Rediscovering bricks and mortar

  • Article by: STEPHANIE CLIFFORD , New York Times
  • Updated: December 18, 2012 - 8:49 PM

Outside the virtual world is a real one where retailers can sell stuff, too.

Andy Dunn was fierce about the Internet-only model of his apparel company, Bonobos, after helping to found it in 2007. He gave a speech, "The End of Apparel as We Know It," arguing that stores were a bad economic decision. As he told a news channel in 2009: "We keep men out of retail stores when we know that men fundamentally don't enjoy shopping."

How times have changed.

Recently, Dunn was looking with satisfaction around a Bonobos store, one of six the company will open this year. "I was pretty puritanical about e-commerce only," he said, but found that about half of would-be customers would not order apparel online because they wanted to feel the merchandise. E-commerce is growing fast, he added, but "that doesn't mean the offline world is going away -- it just means it's changing."
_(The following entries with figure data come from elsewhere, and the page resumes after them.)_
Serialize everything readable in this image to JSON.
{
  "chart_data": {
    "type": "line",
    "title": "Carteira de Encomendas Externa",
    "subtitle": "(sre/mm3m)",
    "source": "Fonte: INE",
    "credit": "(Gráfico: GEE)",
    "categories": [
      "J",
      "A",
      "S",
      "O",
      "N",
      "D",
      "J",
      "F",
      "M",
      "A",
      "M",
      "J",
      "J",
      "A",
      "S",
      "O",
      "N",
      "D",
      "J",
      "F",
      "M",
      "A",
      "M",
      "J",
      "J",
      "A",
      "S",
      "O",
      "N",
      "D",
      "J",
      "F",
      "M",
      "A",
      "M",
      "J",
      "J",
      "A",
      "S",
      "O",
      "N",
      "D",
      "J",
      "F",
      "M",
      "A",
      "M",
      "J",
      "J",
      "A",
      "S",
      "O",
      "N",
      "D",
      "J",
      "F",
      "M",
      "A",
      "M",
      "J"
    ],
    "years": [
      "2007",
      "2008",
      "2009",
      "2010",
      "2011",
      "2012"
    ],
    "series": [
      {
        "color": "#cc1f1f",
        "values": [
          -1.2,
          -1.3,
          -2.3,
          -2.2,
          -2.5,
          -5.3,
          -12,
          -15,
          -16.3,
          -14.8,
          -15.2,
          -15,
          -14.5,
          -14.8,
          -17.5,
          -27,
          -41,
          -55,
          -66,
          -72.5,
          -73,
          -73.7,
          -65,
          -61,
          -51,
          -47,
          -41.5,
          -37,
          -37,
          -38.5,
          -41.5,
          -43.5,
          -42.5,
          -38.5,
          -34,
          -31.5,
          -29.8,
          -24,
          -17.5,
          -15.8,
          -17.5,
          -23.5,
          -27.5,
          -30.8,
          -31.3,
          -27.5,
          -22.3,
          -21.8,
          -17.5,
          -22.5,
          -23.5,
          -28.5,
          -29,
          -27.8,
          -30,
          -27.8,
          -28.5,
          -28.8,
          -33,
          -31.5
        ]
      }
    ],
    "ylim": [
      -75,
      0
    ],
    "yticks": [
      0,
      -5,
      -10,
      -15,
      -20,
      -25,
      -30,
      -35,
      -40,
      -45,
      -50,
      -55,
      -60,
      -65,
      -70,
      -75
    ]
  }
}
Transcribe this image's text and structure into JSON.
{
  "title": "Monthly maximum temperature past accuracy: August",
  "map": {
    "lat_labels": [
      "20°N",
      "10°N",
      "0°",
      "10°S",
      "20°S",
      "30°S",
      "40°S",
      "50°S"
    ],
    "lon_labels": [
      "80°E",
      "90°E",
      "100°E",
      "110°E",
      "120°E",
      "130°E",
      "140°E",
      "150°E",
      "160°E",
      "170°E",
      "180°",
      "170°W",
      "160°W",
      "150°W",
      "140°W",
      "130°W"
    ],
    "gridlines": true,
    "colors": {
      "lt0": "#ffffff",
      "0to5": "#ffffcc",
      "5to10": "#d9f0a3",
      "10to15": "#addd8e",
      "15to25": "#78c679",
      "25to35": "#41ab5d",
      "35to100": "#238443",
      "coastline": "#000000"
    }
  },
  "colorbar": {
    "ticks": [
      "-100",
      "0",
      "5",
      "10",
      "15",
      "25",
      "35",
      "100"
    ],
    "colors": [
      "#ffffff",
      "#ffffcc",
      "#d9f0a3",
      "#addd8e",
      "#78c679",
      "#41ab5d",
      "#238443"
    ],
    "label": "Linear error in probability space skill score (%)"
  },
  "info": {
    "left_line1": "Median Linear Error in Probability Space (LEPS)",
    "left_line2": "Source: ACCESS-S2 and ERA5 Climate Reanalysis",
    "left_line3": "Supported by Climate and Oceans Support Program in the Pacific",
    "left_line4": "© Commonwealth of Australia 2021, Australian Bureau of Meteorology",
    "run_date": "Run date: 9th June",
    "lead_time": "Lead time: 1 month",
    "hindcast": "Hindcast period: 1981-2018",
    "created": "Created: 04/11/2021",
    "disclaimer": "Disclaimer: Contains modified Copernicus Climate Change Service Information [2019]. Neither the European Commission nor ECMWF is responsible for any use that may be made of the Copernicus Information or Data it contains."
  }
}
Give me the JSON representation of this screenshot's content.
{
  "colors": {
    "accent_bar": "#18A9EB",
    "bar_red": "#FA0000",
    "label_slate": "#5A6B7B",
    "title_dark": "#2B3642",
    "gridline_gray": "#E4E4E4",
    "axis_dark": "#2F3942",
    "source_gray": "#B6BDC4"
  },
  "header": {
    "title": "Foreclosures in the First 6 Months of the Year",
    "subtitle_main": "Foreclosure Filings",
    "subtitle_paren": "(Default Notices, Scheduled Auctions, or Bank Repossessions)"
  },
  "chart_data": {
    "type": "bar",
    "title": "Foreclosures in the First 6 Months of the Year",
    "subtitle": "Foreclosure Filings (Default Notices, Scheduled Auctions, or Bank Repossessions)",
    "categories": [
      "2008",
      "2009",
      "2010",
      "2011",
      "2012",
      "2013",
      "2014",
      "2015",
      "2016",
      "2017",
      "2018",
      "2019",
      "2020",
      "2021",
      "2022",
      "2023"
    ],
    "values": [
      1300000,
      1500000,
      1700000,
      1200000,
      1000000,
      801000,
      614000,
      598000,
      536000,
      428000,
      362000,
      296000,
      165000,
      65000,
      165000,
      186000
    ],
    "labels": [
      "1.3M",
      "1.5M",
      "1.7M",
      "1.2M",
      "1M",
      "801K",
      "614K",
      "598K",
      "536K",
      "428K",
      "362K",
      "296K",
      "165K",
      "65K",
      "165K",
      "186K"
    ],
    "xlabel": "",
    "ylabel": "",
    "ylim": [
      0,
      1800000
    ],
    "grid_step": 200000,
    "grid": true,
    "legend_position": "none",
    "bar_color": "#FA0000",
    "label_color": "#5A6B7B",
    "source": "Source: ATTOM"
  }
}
After years of criticizing physical stores as relics, even e-commerce zealots are acknowledging there is something to a bricks-and-mortar location. EBay and Etsy are testing temporary stores, while Piperlime, the Gap Inc. unit that was online-only for six years, opened a SoHo store this fall. Bonobos plans to keep opening stores, and Warby Parker, the eyeglass brand, will soon open a permanent location.

The companies say they are catering to customers who want to see what they are buying in person, and who see shopping as a social event. As they build the physical locations, though, the retailers are reimagining some long-established rules -- carrying less inventory, having fewer staff members and embracing small and out-of-the-way locations. In the process, they are creating what could be a model for efficient in-store operations.

The online retailers are now, in effect, creating their own showrooms, after complaints from physical retailers that their stores were being treated as displays for items that customers then bought for less on the Web.

Dunn said the store idea stemmed from the headache of ordering clothes online.

"We were hearing, more and more, 'I want to try this on before I buy it,'" he said. And though Bonobos suggested that customers order multiple sizes, that didn't fit with the ethos of good service he was trying to build for the company. "I always felt a little fraudulent saying that. Clicking on six sizes and having them shipped to me is not a great experience," he said.